Lauren Hebert, 2023 | 10 min read
Humanity is facing multiple compounding crises at a global scale. That isn’t (or shouldn’t be) a controversial statement, so I won’t belabor the point. If we hope to weather this “metacrisis,” much less come out of it better off, we can do no less than change the world dramatically. (1)
Sometimes our ability to change things is limited by the practicalities of living in a physical reality: we can only grow so much food per unit of land or cross so many tasks off our lists in a day. (2) But just as often, our effectiveness is determined by how we perceive—or fail to perceive—that reality.
Now I’ll say something controversial: the metacrisis has its roots in failures of perception. Practical interventions are indispensable, but if we want them to make more than a small dent, we first have to change the way we see things.
The moment we begin to develop, we begin to develop a worldview. Arguably, development and worldview development are inseparable. We’re born into a continuous relationship with the world around us—we affect it and it, in turn, affects us. This feedback loop allows us to update our mental models about ourselves and the world. (3) It allows us to learn. But the unique way we each see things is more than the sum of our mental models.
With time, an overarching worldview emerges as our beliefs about what the world is, how it works, and how we can show up in it aggregate and integrate. (4) But (ideally) it doesn’t crystallize into a rigid structure. It’s more like a living thing. If mental models are cells, worldview is the multicellular organism. A worldview is a complex, adaptive, self-organizing system of mental models that form the “living lens” through which we see the world.
That lens determines which aspects of reality we can see and which ones we’re blind to, enabling or inhibiting our ability to develop in critical ways. And this is where the trouble begins.
We tend to imagine that we see the world as it actually **********is, and not through a lens at all. In that sense, our worldview is transparent: we can see through it, but we can’t see it. Moreover, because we’re unaware of our own worldview, we’re also unaware of other peoples’. We often see others as wrong—ignorant, irrational, and foolish—to the extent that their worldviews differ from our own. When our worldview collides with one that contrasts it, we tend to bristle, though a range of responses are available, from delight, surprise, confusion, or rage to the vague but pressing discomfort of cognitive dissonance.
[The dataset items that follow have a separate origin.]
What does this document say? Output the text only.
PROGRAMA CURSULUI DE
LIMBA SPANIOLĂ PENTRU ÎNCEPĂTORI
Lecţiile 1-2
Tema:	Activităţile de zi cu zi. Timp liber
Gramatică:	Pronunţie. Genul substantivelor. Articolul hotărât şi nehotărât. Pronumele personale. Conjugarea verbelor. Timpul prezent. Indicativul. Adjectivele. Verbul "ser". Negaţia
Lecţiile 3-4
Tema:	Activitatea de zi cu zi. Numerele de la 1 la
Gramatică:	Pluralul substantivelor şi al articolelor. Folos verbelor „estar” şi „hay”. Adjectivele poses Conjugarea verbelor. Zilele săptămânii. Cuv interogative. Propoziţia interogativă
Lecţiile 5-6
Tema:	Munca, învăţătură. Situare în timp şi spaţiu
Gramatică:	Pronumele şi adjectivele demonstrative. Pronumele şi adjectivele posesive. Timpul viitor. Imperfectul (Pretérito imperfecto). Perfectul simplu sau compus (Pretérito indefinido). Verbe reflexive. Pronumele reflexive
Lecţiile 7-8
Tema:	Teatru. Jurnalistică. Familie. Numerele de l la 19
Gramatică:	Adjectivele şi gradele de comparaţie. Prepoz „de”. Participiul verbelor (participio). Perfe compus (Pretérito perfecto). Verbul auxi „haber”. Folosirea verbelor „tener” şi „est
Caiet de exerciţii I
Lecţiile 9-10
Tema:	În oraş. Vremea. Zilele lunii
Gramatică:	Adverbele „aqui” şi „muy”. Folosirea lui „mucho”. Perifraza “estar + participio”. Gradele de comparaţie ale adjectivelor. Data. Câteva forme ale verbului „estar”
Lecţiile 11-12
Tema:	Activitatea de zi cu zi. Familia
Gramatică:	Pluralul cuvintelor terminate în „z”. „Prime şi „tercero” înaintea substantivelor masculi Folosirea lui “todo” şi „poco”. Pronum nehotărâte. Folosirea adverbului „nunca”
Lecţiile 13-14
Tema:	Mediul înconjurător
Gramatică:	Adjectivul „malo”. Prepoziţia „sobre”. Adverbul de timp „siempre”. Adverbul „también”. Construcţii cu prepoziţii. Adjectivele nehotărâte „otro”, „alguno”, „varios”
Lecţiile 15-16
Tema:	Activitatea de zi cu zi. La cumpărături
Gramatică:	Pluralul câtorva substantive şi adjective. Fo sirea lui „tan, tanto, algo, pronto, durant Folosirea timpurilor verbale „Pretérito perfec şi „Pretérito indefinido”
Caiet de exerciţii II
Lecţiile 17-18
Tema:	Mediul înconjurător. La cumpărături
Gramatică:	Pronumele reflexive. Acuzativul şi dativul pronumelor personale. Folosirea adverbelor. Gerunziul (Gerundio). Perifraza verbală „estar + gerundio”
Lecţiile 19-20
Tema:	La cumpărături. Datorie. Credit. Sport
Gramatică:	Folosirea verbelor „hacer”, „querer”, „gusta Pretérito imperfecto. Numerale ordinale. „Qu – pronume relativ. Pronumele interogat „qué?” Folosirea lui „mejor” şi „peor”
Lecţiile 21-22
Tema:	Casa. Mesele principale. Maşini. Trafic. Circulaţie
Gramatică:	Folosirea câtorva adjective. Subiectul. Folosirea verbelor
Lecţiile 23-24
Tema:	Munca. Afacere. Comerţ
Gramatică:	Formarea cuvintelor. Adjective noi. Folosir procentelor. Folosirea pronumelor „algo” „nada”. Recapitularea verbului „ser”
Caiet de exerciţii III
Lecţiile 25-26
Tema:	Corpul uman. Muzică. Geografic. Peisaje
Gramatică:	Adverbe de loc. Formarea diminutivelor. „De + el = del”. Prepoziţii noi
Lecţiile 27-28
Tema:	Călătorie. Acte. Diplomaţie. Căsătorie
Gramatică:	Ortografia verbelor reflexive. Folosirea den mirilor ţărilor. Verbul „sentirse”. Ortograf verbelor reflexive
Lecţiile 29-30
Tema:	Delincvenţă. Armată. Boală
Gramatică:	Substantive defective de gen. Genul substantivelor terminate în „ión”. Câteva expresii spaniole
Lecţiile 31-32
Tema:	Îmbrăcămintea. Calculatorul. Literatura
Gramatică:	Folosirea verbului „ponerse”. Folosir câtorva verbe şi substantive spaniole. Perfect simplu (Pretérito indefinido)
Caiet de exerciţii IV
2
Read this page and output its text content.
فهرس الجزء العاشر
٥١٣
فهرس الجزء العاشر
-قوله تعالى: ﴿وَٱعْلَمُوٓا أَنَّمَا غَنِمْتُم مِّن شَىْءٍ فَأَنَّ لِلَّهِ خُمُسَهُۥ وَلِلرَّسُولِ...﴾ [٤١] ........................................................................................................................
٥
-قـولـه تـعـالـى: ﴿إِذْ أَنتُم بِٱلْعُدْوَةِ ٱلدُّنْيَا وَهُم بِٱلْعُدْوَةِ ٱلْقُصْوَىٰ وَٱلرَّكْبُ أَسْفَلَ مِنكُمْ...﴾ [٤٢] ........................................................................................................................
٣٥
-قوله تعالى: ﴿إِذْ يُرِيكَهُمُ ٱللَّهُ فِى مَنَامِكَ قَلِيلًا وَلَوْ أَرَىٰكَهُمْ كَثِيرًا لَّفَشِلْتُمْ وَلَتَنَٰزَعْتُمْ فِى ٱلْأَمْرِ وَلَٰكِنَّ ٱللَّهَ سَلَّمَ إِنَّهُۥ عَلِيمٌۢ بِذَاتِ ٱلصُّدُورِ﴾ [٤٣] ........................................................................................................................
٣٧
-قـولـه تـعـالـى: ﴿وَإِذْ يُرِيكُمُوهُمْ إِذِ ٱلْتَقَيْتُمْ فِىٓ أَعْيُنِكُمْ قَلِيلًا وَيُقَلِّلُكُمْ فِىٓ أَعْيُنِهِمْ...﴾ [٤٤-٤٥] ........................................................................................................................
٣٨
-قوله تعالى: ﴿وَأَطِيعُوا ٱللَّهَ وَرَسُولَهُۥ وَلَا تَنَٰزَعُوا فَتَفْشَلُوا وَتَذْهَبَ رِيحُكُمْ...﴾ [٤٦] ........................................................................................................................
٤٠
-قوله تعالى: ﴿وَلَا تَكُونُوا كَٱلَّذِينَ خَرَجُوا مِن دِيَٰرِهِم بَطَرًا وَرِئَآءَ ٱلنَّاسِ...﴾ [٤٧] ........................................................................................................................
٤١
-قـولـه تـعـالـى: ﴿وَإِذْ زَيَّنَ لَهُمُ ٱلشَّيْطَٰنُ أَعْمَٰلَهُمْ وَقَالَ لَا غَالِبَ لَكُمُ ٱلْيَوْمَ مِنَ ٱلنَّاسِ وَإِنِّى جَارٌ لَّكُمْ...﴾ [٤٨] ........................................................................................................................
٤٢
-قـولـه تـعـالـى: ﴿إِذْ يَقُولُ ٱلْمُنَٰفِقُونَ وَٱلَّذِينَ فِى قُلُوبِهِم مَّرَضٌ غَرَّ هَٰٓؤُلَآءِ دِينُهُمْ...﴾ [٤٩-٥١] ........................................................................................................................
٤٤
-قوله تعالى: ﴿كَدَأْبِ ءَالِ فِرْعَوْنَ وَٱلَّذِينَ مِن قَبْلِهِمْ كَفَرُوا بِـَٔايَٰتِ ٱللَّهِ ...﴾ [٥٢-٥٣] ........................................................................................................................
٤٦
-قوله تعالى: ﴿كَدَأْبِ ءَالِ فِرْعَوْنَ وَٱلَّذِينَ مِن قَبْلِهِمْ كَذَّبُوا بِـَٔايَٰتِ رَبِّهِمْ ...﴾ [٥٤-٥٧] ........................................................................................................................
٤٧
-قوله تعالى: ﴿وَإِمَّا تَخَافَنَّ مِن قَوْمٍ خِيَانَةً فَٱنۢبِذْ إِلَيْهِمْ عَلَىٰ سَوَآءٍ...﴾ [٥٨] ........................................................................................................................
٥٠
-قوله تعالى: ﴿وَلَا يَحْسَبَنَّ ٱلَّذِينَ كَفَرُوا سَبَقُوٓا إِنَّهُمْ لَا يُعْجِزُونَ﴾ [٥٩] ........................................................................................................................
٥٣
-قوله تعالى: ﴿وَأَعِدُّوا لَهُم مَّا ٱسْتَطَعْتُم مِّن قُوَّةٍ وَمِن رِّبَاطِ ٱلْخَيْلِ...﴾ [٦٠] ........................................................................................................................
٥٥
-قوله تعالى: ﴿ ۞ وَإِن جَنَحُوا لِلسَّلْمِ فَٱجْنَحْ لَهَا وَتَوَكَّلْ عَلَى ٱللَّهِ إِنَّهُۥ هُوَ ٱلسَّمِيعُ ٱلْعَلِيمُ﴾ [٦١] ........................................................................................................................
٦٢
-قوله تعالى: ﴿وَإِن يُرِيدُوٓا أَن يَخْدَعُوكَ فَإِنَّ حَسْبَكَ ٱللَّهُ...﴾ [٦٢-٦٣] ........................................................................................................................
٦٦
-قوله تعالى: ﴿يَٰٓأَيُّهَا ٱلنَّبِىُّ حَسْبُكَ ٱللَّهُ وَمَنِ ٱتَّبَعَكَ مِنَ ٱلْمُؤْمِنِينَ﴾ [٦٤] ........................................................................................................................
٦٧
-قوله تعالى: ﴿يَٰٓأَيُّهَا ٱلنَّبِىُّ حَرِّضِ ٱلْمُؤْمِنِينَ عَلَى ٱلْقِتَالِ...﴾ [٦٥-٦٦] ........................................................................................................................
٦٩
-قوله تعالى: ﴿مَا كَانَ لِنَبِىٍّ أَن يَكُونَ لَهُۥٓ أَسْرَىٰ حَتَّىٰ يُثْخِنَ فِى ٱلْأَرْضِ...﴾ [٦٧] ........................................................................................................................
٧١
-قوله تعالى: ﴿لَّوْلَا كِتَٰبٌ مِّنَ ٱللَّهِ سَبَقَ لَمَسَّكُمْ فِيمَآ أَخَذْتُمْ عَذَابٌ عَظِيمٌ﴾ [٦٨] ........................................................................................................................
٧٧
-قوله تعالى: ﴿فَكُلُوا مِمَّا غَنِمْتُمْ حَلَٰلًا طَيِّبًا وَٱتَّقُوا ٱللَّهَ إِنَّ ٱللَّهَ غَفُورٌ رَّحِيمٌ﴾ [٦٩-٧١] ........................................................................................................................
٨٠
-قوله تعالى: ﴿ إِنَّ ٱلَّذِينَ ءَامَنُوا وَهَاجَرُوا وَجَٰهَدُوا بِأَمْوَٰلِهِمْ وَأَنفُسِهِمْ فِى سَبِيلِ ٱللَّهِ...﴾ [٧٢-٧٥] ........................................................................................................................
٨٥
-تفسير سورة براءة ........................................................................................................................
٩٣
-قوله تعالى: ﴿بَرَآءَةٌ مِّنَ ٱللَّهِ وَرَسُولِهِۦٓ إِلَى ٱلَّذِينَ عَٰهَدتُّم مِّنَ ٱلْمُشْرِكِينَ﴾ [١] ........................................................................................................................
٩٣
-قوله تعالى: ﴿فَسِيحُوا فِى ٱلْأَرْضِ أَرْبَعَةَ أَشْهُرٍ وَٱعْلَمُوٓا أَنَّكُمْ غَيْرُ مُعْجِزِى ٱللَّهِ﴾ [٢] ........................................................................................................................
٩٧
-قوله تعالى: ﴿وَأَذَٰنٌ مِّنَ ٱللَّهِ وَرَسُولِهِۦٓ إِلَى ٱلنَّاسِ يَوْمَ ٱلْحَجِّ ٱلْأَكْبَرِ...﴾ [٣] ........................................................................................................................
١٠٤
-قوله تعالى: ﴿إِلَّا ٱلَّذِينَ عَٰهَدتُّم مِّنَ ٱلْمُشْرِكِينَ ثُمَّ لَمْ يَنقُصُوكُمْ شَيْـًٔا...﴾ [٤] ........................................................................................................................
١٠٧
When we disagree with someone about the nature of reality, it would be more productive if we could see our worldview clearly, drawing it into the conversation as an object of discussion. But worldview transparency deprives us of the affordances that allow us to “get a grip” on how we see things, instead trapping us in an argument about what we’re looking at. In order to bring our worldviews into the foreground of our conversations, we need to become aware of their shapes and contours. We need a way to make our worldviews more opaque. (5) Ultimately, the point is to talk about reality, but we can’t have a meaningful discussion about it without worldview on the table.
This gets tricky because it’s our worldview itself that determines how easily we can make the shift from transparency to opacity.
When we’re provoked by an encounter with a dissonant worldview, two divergent paths arise: one leads toward expansion, the other contraction. Let’s first consider what happens when we take the path of contraction.
If we experience a new perspective as a threat to our worldview, we enter a profoundly uncomfortable state of uncertainty that triggers “need for closure,” a strong drive to relieve our discomfort and resolve our uncertainty as quickly as possible. From here, the easiest route is to double down on previously-held beliefs or contort new information to fit within them. By meeting uncertainty with closure, we avoid discomfort, but we lose the ability to update our mental models when we encounter dissonance. We lose the ability to learn.
As our worldview contracts, it also stagnates, and we become increasingly out-of-touch with our ever-changing environment, which means we can’t act effectively. When our actions don’t produce the intended results, and we’re unable to learn from our experience, it’s deeply disorienting. How do we resolve the uncertainty and discomfort of disorientation? The only way we know how: with more closure.
As a contracting worldview descends into rigidity and myopia, encounters with other worldviews are more likely to threaten it. (6) This can become a dangerous, vicious cycle of closure. (7)
What does it look like if we instead take the path of expansion?
When we’re able to respond to worldview provocation with curiosity, the experience of uncertainty becomes interesting, even playful and pleasant. (8) Curiosity creates a dynamic tension: it both opens us to new information and drives us to make sense of it. That tension requires us to balance openness and receptivity with healthy skepticism through a cognitive dance called active open mindedness. When we simultaneously expand and integrate our worldview, we stay in touch with reality, even as it changes.